The healthcare system, with billions of dollars flowing through millions of channels that may be opaque and difficult to trace, offers many enticements to people aiming to skim cash through illicit means.
Mark E. Schneider, JD, MA, is a lawyer who has worked the landscape of financial fraud in healthcare from both the prosecutorial side, as a former assistant U.S. attorney, and the defendant perspective, in his current role as a partner in Kirkland & Ellis, where he focuses on white-collar crime and healthcare fraud defense.
He explained that in investigating suspected kickback arrangements and other healthcare fraud schemes, federal investigators operate as they would for other types of crime, such as drug dealing. For instance, in Chicago, his team sought to identify physicians receiving cash for referrals to home healthcare operators. “Just like with a drug deal, we’d send in someone to go in wearing a wire,” he said.
The federal approach to investigating healthcare fraud generally begins with data analysis, Mr. Schneider said. “We will look for obvious billing issues, such as charges for more than 24 hours in a day and other deviations from the norm.”
Prosecutors make extensive use of “cooperators” in investigating criminal schemes.
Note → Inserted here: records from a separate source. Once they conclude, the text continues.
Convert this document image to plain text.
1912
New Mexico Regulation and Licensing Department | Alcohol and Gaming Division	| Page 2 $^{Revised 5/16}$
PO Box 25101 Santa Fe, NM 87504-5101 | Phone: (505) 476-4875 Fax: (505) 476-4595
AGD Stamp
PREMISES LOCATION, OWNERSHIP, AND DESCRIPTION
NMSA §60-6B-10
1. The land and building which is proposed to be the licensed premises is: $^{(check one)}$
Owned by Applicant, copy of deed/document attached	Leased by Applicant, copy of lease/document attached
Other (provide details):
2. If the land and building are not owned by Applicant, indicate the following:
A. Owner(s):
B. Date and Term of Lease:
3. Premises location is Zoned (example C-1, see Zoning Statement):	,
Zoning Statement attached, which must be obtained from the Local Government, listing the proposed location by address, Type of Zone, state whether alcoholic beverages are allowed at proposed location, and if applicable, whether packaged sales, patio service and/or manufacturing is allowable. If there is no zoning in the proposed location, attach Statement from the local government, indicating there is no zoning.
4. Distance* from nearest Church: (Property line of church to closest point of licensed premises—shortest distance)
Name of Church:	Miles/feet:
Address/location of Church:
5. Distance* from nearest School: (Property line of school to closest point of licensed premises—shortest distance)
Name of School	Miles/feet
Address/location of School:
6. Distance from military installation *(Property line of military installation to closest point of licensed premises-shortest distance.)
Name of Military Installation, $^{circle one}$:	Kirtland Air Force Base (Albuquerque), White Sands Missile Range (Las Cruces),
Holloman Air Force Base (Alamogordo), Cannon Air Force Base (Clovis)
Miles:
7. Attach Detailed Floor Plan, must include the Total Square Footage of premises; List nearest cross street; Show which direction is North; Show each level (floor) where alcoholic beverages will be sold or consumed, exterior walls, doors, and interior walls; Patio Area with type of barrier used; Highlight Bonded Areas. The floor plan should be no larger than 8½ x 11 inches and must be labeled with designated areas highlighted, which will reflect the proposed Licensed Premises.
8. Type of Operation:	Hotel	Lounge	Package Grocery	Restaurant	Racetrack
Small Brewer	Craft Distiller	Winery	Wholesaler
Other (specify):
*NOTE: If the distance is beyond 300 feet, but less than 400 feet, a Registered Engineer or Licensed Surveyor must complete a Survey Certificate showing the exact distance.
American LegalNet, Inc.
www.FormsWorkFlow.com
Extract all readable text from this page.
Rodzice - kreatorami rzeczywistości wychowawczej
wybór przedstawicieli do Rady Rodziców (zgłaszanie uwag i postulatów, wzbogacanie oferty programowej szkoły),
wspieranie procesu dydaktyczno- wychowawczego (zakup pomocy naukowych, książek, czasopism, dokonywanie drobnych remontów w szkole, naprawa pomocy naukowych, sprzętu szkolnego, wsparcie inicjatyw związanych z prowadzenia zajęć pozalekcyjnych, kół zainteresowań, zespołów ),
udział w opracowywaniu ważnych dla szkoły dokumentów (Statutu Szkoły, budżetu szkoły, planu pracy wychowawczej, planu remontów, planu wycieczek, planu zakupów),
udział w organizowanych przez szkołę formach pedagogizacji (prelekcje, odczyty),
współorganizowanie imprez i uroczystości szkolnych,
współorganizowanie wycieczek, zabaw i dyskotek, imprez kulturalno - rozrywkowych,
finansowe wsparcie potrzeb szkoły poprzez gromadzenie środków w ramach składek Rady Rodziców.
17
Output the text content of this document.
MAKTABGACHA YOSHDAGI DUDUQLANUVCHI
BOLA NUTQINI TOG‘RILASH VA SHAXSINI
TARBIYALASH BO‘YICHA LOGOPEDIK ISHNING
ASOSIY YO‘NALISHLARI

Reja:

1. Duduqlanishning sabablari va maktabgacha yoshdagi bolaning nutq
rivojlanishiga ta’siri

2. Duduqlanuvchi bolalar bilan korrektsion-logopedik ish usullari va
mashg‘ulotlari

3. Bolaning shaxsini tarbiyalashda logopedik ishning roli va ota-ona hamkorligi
Because the federal penalties for healthcare fraud are severe, when investigators can demonstrate that they have strong evidence of a person’s criminal involvement, the prospect of avoiding serious charges and a harsh sentence can incentivize a person to cooperate with an investigation.
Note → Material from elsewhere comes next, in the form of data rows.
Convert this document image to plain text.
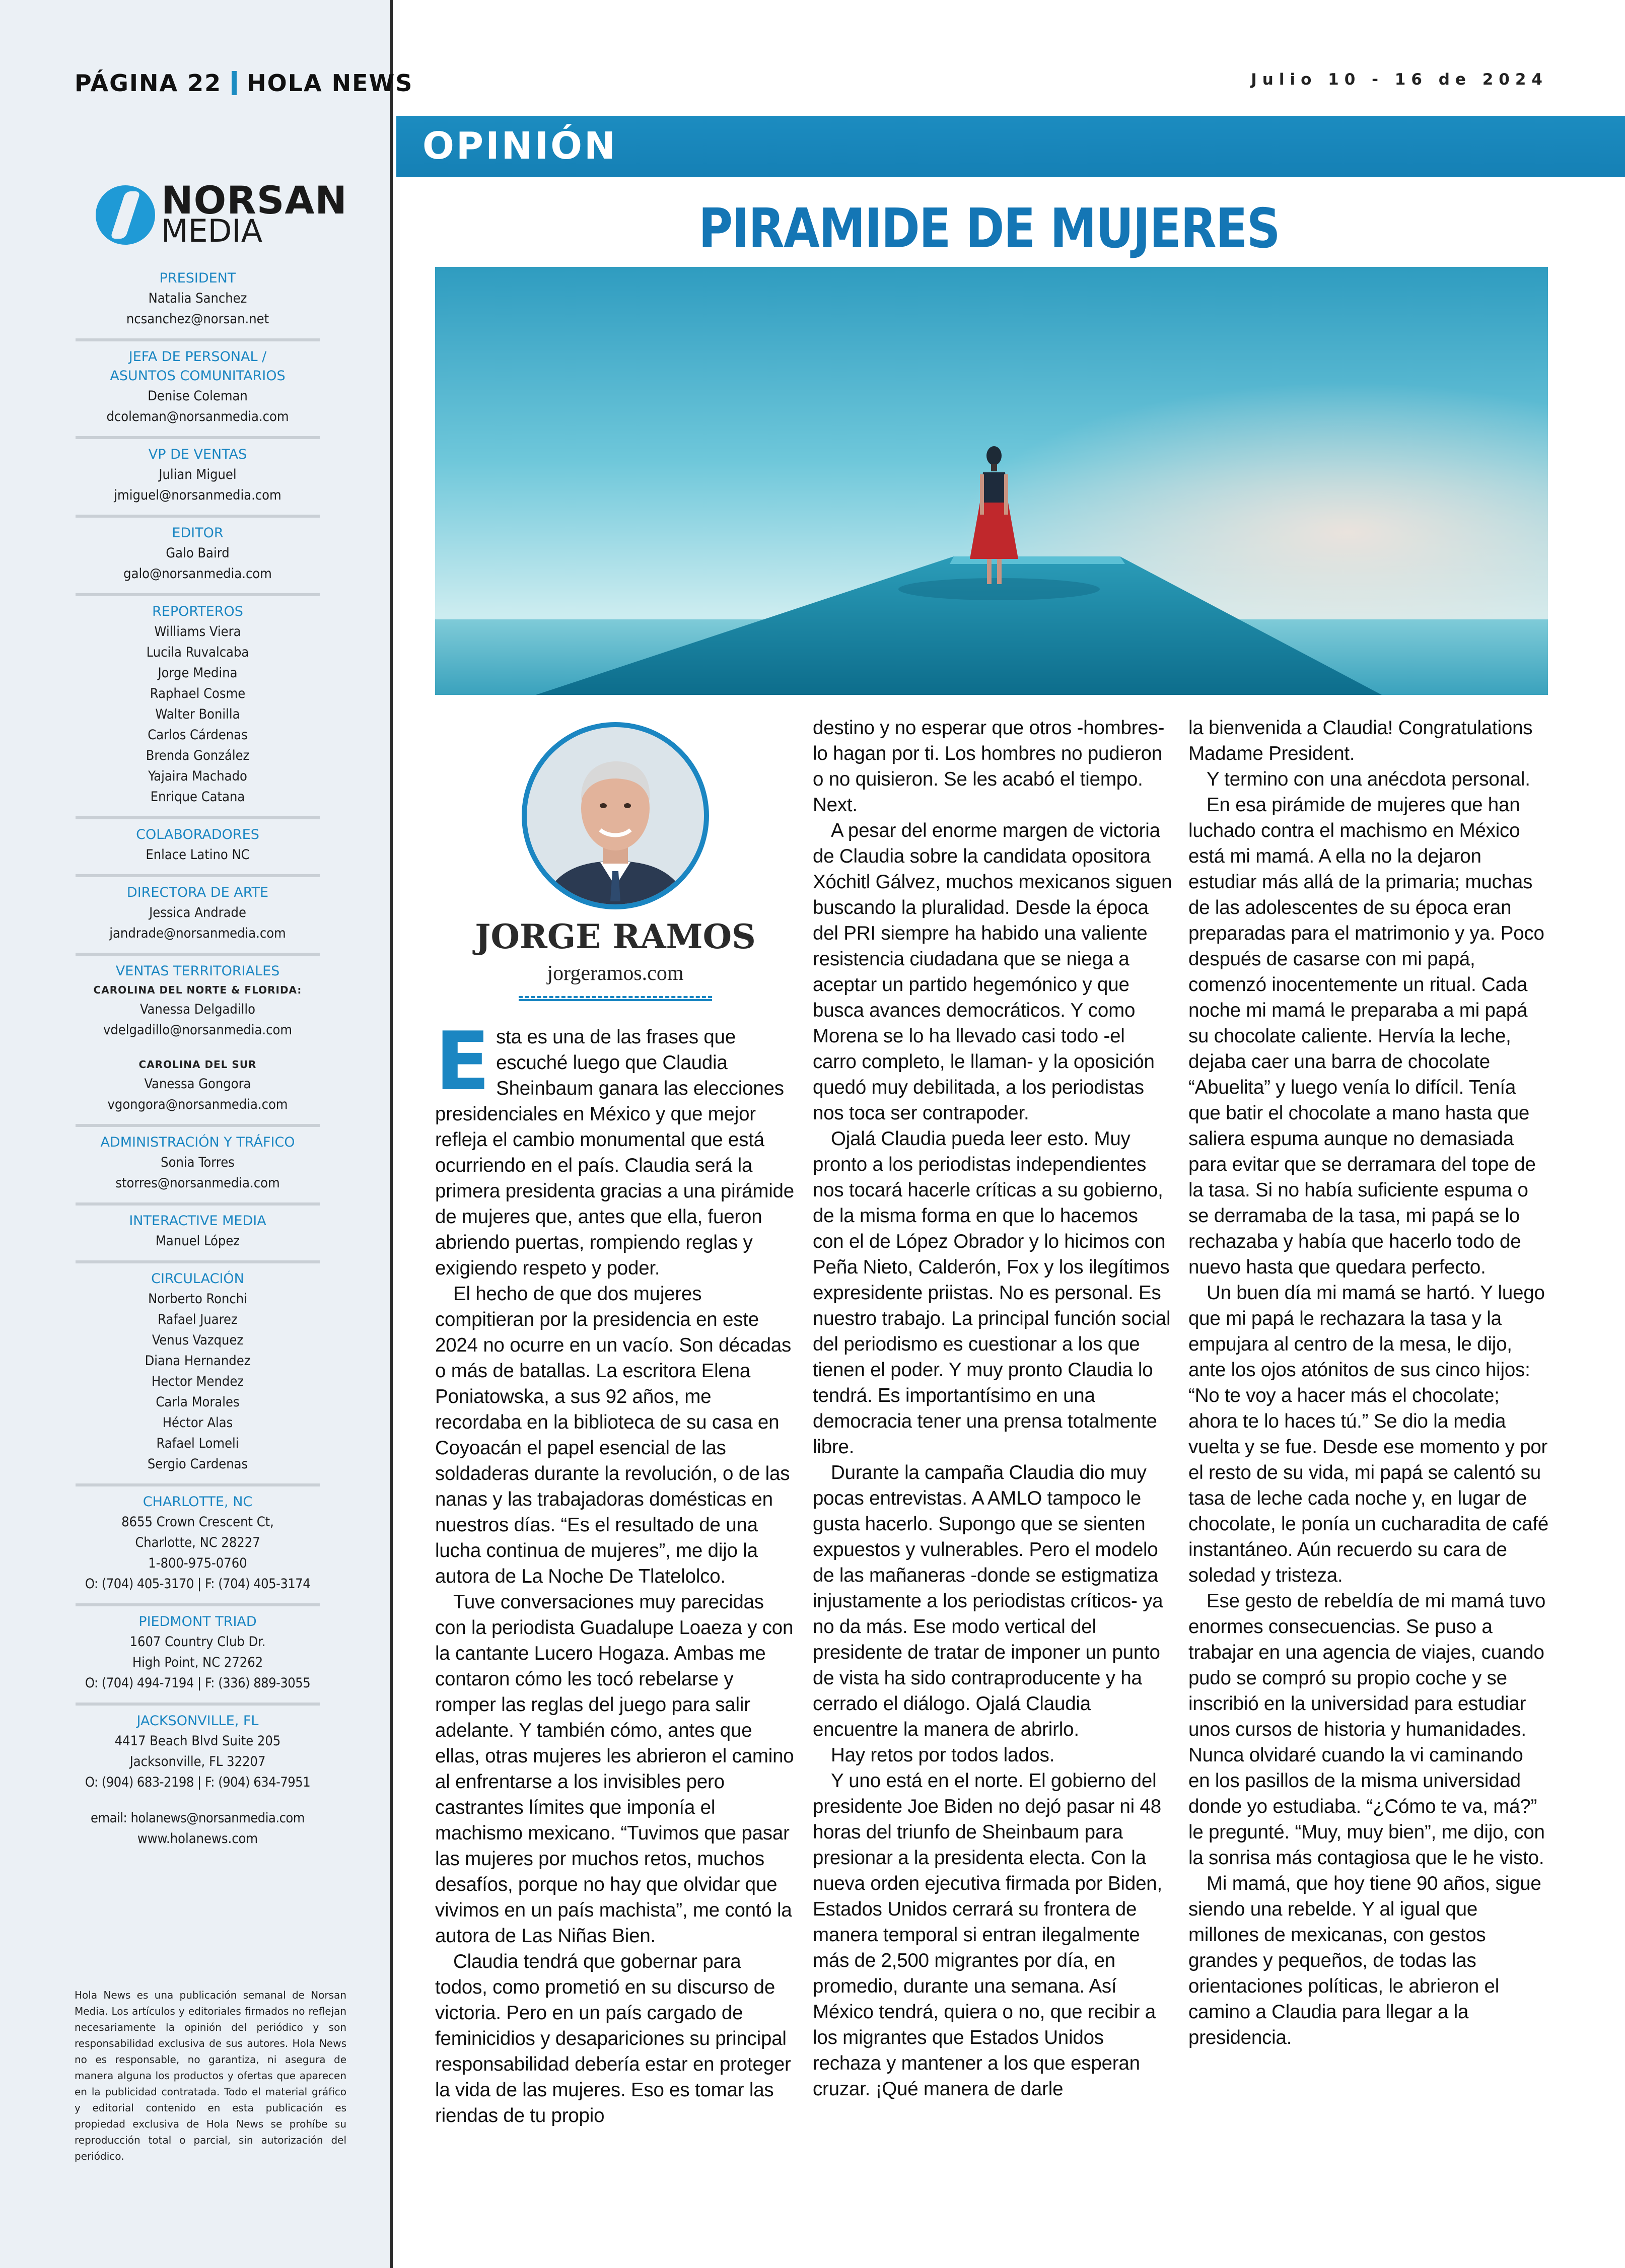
PÁGINA 22 HOLA NEWS
NORSAN
MEDIA
PRESIDENT
Natalia Sanchez
ncsanchez@norsan.net
JEFA DE PERSONAL /
ASUNTOS COMUNITARIOS
Denise Coleman
dcoleman@norsanmedia.com
VP DE VENTAS
Julian Miguel
jmiguel@norsanmedia.com
EDITOR
Galo Baird
galo@norsanmedia.com
REPORTEROS
Williams Viera
Lucila Ruvalcaba
Jorge Medina
Raphael Cosme
Walter Bonilla
Carlos Cárdenas
Brenda González
Yajaira Machado
Enrique Catana
COLABORADORES
Enlace Latino NC
DIRECTORA DE ARTE
Jessica Andrade
jandrade@norsanmedia.com
VENTAS TERRITORIALES
CAROLINA DEL NORTE & FLORIDA:
Vanessa Delgadillo
vdelgadillo@norsanmedia.com
CAROLINA DEL SUR
Vanessa Gongora
vgongora@norsanmedia.com
ADMINISTRACIÓN Y TRÁFICO
Sonia Torres
storres@norsanmedia.com
INTERACTIVE MEDIA
Manuel López
CIRCULACIÓN
Norberto Ronchi
Rafael Juarez
Venus Vazquez
Diana Hernandez
Hector Mendez
Carla Morales
Héctor Alas
Rafael Lomeli
Sergio Cardenas
CHARLOTTE, NC
8655 Crown Crescent Ct,
Charlotte, NC 28227
1-800-975-0760
O: (704) 405-3170 | F: (704) 405-3174
PIEDMONT TRIAD
1607 Country Club Dr.
High Point, NC 27262
O: (704) 494-7194 | F: (336) 889-3055
JACKSONVILLE, FL
4417 Beach Blvd Suite 205
Jacksonville, FL 32207
O: (904) 683-2198 | F: (904) 634-7951
email: holanews@norsanmedia.com
www.holanews.com

Hola News es una publicación semanal de Norsan Media. Los artículos y editoriales firmados no reflejan necesariamente la opinión del periódico y son responsabilidad exclusiva de sus autores. Hola News no es responsable, no garantiza, ni asegura de manera alguna los productos y ofertas que aparecen en la publicidad contratada. Todo el material gráfico y editorial contenido en esta publicación es propiedad exclusiva de Hola News se prohíbe su reproducción total o parcial, sin autorización del periódico.

Julio 10 - 16 de 2024
OPINIÓN
PIRAMIDE DE MUJERES
JORGE RAMOS
jorgeramos.com

Esta es una de las frases que escuché luego que Claudia Sheinbaum ganara las elecciones presidenciales en México y que mejor refleja el cambio monumental que está ocurriendo en el país. Claudia será la primera presidenta gracias a una pirámide de mujeres que, antes que ella, fueron abriendo puertas, rompiendo reglas y exigiendo respeto y poder.

El hecho de que dos mujeres compitieran por la presidencia en este 2024 no ocurre en un vacío. Son décadas o más de batallas. La escritora Elena Poniatowska, a sus 92 años, me recordaba en la biblioteca de su casa en Coyoacán el papel esencial de las soldaderas durante la revolución, o de las nanas y las trabajadoras domésticas en nuestros días. “Es el resultado de una lucha continua de mujeres”, me dijo la autora de La Noche De Tlatelolco.

Tuve conversaciones muy parecidas con la periodista Guadalupe Loaeza y con la cantante Lucero Hogaza. Ambas me contaron cómo les tocó rebelarse y romper las reglas del juego para salir adelante. Y también cómo, antes que ellas, otras mujeres les abrieron el camino al enfrentarse a los invisibles pero castrantes límites que imponía el machismo mexicano. “Tuvimos que pasar las mujeres por muchos retos, muchos desafíos, porque no hay que olvidar que vivimos en un país machista”, me contó la autora de Las Niñas Bien.

Claudia tendrá que gobernar para todos, como prometió en su discurso de victoria. Pero en un país cargado de feminicidios y desapariciones su principal responsabilidad debería estar en proteger la vida de las mujeres. Eso es tomar las riendas de tu propio

destino y no esperar que otros -hombres- lo hagan por ti. Los hombres no pudieron o no quisieron. Se les acabó el tiempo. Next.

A pesar del enorme margen de victoria de Claudia sobre la candidata opositora Xóchitl Gálvez, muchos mexicanos siguen buscando la pluralidad. Desde la época del PRI siempre ha habido una valiente resistencia ciudadana que se niega a aceptar un partido hegemónico y que busca avances democráticos. Y como Morena se lo ha llevado casi todo -el carro completo, le llaman- y la oposición quedó muy debilitada, a los periodistas nos toca ser contrapoder.

Ojalá Claudia pueda leer esto. Muy pronto a los periodistas independientes nos tocará hacerle críticas a su gobierno, de la misma forma en que lo hacemos con el de López Obrador y lo hicimos con Peña Nieto, Calderón, Fox y los ilegítimos expresidente priistas. No es personal. Es nuestro trabajo. La principal función social del periodismo es cuestionar a los que tienen el poder. Y muy pronto Claudia lo tendrá. Es importantísimo en una democracia tener una prensa totalmente libre.

Durante la campaña Claudia dio muy pocas entrevistas. A AMLO tampoco le gusta hacerlo. Supongo que se sienten expuestos y vulnerables. Pero el modelo de las mañaneras -donde se estigmatiza injustamente a los periodistas críticos- ya no da más. Ese modo vertical del presidente de tratar de imponer un punto de vista ha sido contraproducente y ha cerrado el diálogo. Ojalá Claudia encuentre la manera de abrirlo.

Hay retos por todos lados.

Y uno está en el norte. El gobierno del presidente Joe Biden no dejó pasar ni 48 horas del triunfo de Sheinbaum para presionar a la presidenta electa. Con la nueva orden ejecutiva firmada por Biden, Estados Unidos cerrará su frontera de manera temporal si entran ilegalmente más de 2,500 migrantes por día, en promedio, durante una semana. Así México tendrá, quiera o no, que recibir a los migrantes que Estados Unidos rechaza y mantener a los que esperan cruzar. ¡Qué manera de darle

la bienvenida a Claudia! Congratulations Madame President.

Y termino con una anécdota personal.

En esa pirámide de mujeres que han luchado contra el machismo en México está mi mamá. A ella no la dejaron estudiar más allá de la primaria; muchas de las adolescentes de su época eran preparadas para el matrimonio y ya. Poco después de casarse con mi papá, comenzó inocentemente un ritual. Cada noche mi mamá le preparaba a mi papá su chocolate caliente. Hervía la leche, dejaba caer una barra de chocolate “Abuelita” y luego venía lo difícil. Tenía que batir el chocolate a mano hasta que saliera espuma aunque no demasiada para evitar que se derramara del tope de la tasa. Si no había suficiente espuma o se derramaba de la tasa, mi papá se lo rechazaba y había que hacerlo todo de nuevo hasta que quedara perfecto.

Un buen día mi mamá se hartó. Y luego que mi papá le rechazara la tasa y la empujara al centro de la mesa, le dijo, ante los ojos atónitos de sus cinco hijos: “No te voy a hacer más el chocolate; ahora te lo haces tú.” Se dio la media vuelta y se fue. Desde ese momento y por el resto de su vida, mi papá se calentó su tasa de leche cada noche y, en lugar de chocolate, le ponía un cucharadita de café instantáneo. Aún recuerdo su cara de soledad y tristeza.

Ese gesto de rebeldía de mi mamá tuvo enormes consecuencias. Se puso a trabajar en una agencia de viajes, cuando pudo se compró su propio coche y se inscribió en la universidad para estudiar unos cursos de historia y humanidades. Nunca olvidaré cuando la vi caminando en los pasillos de la misma universidad donde yo estudiaba. “¿Cómo te va, má?” le pregunté. “Muy, muy bien”, me dijo, con la sonrisa más contagiosa que le he visto.

Mi mamá, que hoy tiene 90 años, sigue siendo una rebelde. Y al igual que millones de mexicanas, con gestos grandes y pequeños, de todas las orientaciones políticas, le abrieron el camino a Claudia para llegar a la presidencia.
Mr. Schneider said that a distinctive aspect of federal investigations involving misdirection of funds is the role of the whistleblower, enshrined in laws dating back to the Civil War. Incentives can be substantial for persons who report misbehavior and malfeasance they have witnessed; people who provide information that leads to successful prosecution may collect 15 to 30 percent of a settlement, which has reached the billion-dollar range in some large cases involving healthcare-related corporations.
Mr. Schneider noted that in many federal investigations of criminal activity, “almost all the work is done before charges are filed.” Kickback cases usually involve multiple charges, and because a conspiracy is often involved, the charges will include obstruction of justice. Amid this “tangle of charges,” he observed, the message to defendants and savvy defense attorneys is: “You just have to lose one to end up in prison.”
The federal government has a high conviction rate because it chooses which cases to bring, Mr. Schneider noted; some 98 percent of cases are settled with guilty pleas.
For surgeons who are presented with business arrangements that may hint of potential for legal ambiguities, or worse, Mr. Schneider’s advice is to “talk to an experienced healthcare legal specialist.” “Some people go to their brother-in-law who does estate work. That’s a recipe for trouble,” he said. He emphasized that ignorance of the law is not an excuse.
Echoing that point, panelist B. Sonny Bal, MD, JD, MBA, PhD, FAAOS, and chief executive officer of SINTX Technologies, noted that the anti-kickback statutes specify that intent to defraud is not required for penalties, and proof of specific intent is not required for prosecution of self-referral by physicians.
Dr. Green said he hopes the lessons shared by the panelists extend to the profession at large. One step would be to expand the literature on healthcare fraud and pitfalls that ensnare physicians and convey that information to orthopaedic residents and cover it in examinations.